Luckily, with the cache on, the dirty cache-line eviction will always sequentially write an integer number of words, so there is hope. Sadly, the chip would work for a while, and then lock up. The lock up was very strange, my debugger would be unable to connect to the core in this state at all, but it could access the debug access port itself. This lead me to believe that it was not the core that locked up but the internal AHB fabric. I was able to confirm this by attaching to another debugger access port (the one on AHB3), where I could look around but have no access to the main AHB busses. STM had no ideas.

Given what I knew about how AHB buses works, guesses on how ST likely designed the arbiters, and how ST likely wired up their QSPI unit to it all, I guessed at the issue, and a workaround the might work. After some prototyping, I can confirm that it does. The performance cost is about 20% (compared to no workaround enabled), but at least no more hangs. Why am I being so cagey about what the workaround is? Well, while denying the issue exists, STM asked for the precise details of my workaround once they heard I had found one. Apparently an actually-important client also hit this issue. I am currently refusing to disclose the workaround until they agree to admit the issue. So far it is a stalemate, which is fine - I am losing no sales over it. Them...?

MSIO low level

The main signal that controls the protocol phases is BS, and it always leads the actual state transition by a cycle, which makes it very hard to use for anything. If only it were not one cycle early, I could use it (and its inverse) as chip-selects and try to use the hardware SPI bus units somehow. After some head-scratching, a solution became evident. Two flip flops will do. Running the BS signal through them will delay it a cycle. Finding a dual-negative-edge-triggered flip-flop turned out to be impossible, so an inverter was thrown into the mix, so that I could use an easily-available SN74LVC74A.

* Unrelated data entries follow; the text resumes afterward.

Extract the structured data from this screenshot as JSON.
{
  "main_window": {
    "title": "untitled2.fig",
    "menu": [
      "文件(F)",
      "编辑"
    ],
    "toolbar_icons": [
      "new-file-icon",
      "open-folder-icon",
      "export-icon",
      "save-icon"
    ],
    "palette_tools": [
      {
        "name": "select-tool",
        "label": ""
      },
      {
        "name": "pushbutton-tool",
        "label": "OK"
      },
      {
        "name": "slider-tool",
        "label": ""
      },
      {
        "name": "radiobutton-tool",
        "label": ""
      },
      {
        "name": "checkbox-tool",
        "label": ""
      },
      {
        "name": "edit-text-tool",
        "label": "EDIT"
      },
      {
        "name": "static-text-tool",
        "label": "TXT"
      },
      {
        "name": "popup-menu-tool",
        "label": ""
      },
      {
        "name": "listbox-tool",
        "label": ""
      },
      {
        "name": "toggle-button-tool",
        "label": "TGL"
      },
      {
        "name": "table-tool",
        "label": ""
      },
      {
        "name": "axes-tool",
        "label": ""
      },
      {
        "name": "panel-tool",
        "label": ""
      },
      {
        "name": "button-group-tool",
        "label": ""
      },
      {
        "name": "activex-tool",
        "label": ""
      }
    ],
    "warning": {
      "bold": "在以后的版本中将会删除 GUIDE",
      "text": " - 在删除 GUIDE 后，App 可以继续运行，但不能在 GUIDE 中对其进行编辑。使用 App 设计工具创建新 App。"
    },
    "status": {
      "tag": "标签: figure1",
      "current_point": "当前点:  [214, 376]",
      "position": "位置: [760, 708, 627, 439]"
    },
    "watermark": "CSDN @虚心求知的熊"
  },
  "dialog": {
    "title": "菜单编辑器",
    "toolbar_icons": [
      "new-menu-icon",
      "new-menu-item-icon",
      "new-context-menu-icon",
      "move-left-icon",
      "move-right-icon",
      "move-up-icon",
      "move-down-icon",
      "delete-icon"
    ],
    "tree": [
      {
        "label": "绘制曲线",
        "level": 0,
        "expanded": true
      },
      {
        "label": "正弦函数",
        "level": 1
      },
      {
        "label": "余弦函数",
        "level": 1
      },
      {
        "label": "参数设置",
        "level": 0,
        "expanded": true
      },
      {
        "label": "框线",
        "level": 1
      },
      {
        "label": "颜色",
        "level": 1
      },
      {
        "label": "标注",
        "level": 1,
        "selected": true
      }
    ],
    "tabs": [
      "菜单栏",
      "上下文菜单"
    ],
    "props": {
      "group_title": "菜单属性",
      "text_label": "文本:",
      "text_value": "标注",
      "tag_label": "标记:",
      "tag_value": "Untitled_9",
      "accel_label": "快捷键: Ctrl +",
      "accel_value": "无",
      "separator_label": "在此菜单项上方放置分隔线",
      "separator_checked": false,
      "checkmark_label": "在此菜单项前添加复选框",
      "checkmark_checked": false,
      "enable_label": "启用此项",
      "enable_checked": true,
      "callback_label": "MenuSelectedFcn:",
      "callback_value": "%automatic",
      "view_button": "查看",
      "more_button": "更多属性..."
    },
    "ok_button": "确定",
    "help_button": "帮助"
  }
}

With the BS signal delayed, it could be used as chip select for some SPI units. To make this work, I wired THREE SPI units together. The first edge of BS Triggers a DMA channel that enables three SPI units: one receives the TPC, and the second and third are ready to receive the data that follows. We'll have no time to validate the TPC in the meantime, so we prime the SPI unit to receive it no matter what. This is harmless. This first BS edge also triggers a software interrupt. Assuming not too many delays, we'll arrive into the IRQ after the TPC has already been received and, if the transaction is a write, the data is already on on the way coming in. If we are less lucky, data might have even already been entirely received. Here we can validate the TPC and check its direction. If this is a READ, we need to send the handshaking pattern immediately, so we use one of the SPI units to do that now. While that goes on, we find the data and queue it up for transmission, telling the SPI unit to also send the CRC after it. If this was a WRITE, we had two SPI units receiving the data. One copied the data to RAM, the second to the CRC unit (STM32H7 cannot CRC incoming data if we do not up front know the length). We quickly check the CRC and configure one of the SPI units to send the handshaking pattern to acknowledge the data.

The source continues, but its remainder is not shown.